La relation patient-médecin et l’information de l’utilisatrice. L’efficacité du contraceptif semble systématiquement passer avant le confort de l’utilisatrice, comme si celui-ci passait au second plan. Trop de femmes sont peu ou pas informées des effets indésirables (bénins ou graves) de leurs contraceptifs et les découvrent à l’usage. Trop de médecins prescrivent la pilule de manière systématique sans présenter suffisamment aux patientes les autres contraceptions et/ou en discréditant les contraceptions sans effets secondaires qui existent déjà (préservatifs, diaphragmes couplés ou non aux méthodes modernes d’observation du cycle) ou en balayant d’un revers de main les méthodes masculines (contraception thermique, injections hormonales ou anneau).
Les menaces qui pèsent sur le droit à l’avortement. En France, 65 % des IVG se produisent chez des femmes sous contraception. Aucune contraception n’est efficace à 100 %, il faut donc permettre à toutes les femmes d’accéder à l’IVG, sans jugement ni entrave. Or, aujourd’hui, malgré un taux d’IVG stable, des centres ferment, les délais s’allongent, et la clause de conscience spécifique à l’IVG aggrave les choses en donnant accès à ce métier à des médecins qui sont, en réalité, contre l’IVG et qui traînent parfois à renvoyer vers un confrère à la suite d’un refus.
La stigmatisation de la stérilisation féminine comme masculine. Pour certain·e·s, la ligature des trompes ou la vasectomie est le seul moyen d’échapper à leur «enfer contraceptif». La stérilisation est autorisée dès 18 ans, même pour les femmes sans enfants, et tout médecin qui la refuse doit adresser son patient à un autre médecin qui la pratique. Il faudrait allouer les budgets nécessaires afin que ce droit puisse être correctement appliqué. «La meilleure contraception est celle que l’on choisit», encore faut-il que les options soient satisfaisantes. Nous ne voulons plus que l’on nous impose des «solutions» mais que l’on nous donne les moyens de choisir. Une nouvelle bataille est en marche pour que les femmes se réapproprient pleinement leurs corps et leur sexualité. Alors, comme l’ont fait avant nous nos mères et nos grands-mères, joignons nos forces et osons rêver à ce monde pour qu’un jour il puisse devenir réalité.

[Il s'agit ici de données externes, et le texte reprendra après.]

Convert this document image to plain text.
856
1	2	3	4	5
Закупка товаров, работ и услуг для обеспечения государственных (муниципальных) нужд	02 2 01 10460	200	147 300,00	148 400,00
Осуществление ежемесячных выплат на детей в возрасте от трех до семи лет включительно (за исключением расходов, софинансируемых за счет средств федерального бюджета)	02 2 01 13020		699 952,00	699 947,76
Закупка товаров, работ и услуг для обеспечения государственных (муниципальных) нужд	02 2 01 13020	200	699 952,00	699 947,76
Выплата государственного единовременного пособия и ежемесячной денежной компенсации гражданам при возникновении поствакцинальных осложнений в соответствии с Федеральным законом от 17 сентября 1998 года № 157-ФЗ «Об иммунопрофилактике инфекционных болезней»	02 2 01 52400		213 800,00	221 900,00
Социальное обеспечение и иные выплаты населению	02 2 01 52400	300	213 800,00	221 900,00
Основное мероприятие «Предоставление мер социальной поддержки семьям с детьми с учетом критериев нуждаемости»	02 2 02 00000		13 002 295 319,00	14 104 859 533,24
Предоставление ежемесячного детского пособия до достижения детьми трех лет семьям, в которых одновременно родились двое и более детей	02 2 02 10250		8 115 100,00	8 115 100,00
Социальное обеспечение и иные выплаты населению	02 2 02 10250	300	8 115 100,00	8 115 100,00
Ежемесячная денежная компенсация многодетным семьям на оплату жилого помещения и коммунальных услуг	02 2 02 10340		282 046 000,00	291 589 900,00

Premiers signataires :Marion Larat (lanceuse d’alerte) et ses parents, Elizabeth Walton-Larat et André Larat, Florence Markarian (présidente de l’Association des victimes d’embolie pulmonaire et AVC liés à la contraception hormonale), Emilie Gillier (présidente de l’association Réseau d’entraide, soutien et informations sur la stérilisation tubaire - Resist), Ovidie (documentariste féministe), Noémie De Lattre (actrice et essayiste féministe), Lauren Bastide (journaliste féministe, créatrice du podcast «La Poudre»), Emma (dessinatrice), Elise Thiébaut (essayiste).
Cette tribune est accompagnée du hashtag #PayeTaContraception et reprise dans un livre-manifeste Marre de souffrir pour ma contraception (Les Liens qui libèrent).